After two consecutive days of college campus field trips, the last episode of This American Life really resonated with me. Watching my students negotiate their way around UC Riverside and CalState Los Angeles, I was reminded of the importance of not exposing students from inner city and working class backgrounds to the often overly liberating lifestyles that college campuses provide to varying degrees, but also about the importance of building up their resiliency.

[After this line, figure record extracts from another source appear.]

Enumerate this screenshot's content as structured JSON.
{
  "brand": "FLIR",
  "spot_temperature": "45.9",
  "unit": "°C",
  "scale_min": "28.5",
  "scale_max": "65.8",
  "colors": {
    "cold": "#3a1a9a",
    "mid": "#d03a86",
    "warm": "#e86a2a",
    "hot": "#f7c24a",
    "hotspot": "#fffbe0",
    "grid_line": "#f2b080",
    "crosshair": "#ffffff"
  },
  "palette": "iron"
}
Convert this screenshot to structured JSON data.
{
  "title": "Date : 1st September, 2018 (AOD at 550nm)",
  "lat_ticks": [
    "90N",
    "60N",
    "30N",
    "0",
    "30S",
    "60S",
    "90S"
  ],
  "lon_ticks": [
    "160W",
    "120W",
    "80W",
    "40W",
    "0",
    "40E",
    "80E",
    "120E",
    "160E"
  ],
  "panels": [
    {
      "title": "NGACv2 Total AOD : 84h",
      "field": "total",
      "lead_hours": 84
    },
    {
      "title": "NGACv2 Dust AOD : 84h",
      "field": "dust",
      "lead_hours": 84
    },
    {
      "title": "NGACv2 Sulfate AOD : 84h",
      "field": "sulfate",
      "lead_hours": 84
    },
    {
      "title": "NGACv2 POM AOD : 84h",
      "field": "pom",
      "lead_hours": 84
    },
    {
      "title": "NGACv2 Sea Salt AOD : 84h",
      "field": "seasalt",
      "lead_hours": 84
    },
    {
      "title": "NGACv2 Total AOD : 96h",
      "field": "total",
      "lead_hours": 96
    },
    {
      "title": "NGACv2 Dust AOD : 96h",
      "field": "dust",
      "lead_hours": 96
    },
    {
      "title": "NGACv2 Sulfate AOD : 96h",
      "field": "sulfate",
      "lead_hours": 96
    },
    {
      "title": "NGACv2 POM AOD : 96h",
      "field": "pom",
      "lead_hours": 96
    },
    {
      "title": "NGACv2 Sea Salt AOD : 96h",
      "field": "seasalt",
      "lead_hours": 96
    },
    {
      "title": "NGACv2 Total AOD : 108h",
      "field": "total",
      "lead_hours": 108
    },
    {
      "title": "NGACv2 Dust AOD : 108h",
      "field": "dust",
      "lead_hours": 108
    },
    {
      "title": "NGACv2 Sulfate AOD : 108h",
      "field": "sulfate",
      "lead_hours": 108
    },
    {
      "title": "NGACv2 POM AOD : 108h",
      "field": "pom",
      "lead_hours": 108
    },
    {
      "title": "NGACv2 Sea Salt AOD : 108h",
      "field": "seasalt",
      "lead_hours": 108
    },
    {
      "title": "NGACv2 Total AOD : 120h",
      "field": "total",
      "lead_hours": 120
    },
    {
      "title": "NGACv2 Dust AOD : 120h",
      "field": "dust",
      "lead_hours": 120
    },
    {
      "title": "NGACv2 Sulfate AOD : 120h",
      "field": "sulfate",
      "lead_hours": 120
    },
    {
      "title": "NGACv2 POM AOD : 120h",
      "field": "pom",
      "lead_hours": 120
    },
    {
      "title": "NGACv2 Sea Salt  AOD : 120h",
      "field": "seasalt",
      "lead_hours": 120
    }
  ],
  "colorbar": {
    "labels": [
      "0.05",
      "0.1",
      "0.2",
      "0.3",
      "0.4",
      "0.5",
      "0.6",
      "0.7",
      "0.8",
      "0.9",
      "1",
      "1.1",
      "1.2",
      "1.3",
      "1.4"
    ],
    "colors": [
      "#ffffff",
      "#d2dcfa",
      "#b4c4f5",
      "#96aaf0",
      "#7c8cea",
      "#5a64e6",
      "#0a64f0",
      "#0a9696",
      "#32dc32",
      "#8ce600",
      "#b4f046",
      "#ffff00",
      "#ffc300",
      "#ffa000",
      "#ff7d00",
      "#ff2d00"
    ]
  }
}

Every morning on the announcements, our student body representatives end their daily sharings with a reminder to be (intelligent, respectful, dignified, empowered, resilient) one of our 5 school wide norms. The last one is my favorite. Listening to the stories of Melanie, Racquel, and Jonathan reminded me that we have a lot of work to do when it comes to building a replacement for the school to prison pipeline. I’ve talked to colleagues and school board members about the importance of changing the paradigm from a k-12 mentality to one that embraces the concept of k-16.
I’ve thought at great length around the complexities of addressing the high school drop out crisis, and then juxtaposing that against the even more alarming statistics around college drop outs. Im currently attempting to address this through things like college planning, exposure, innovative curriculum, and what not. What this story reminds me of is the importance of social and emotional intelligence and skills development. Things like resiliency are so important in this context, the real question becomes how are we preparing our students to be resilient in the face of institutional and internalized systems of oppression?
I will continue to ask this question with my colleagues and with my students. I will continue to expose students to college as well as help them prepare (resumes, personal statements, understand financial aide, etc.) for it. And I will continue to share stories like mine and those in this episode, so that my students can create their own stories… Ones shaped more by resiliency and resistance to narratives of domination, predestined realities, and inequality. And in the meantime I will rely on my students’ reflections and smiles to let me know we are on the right track.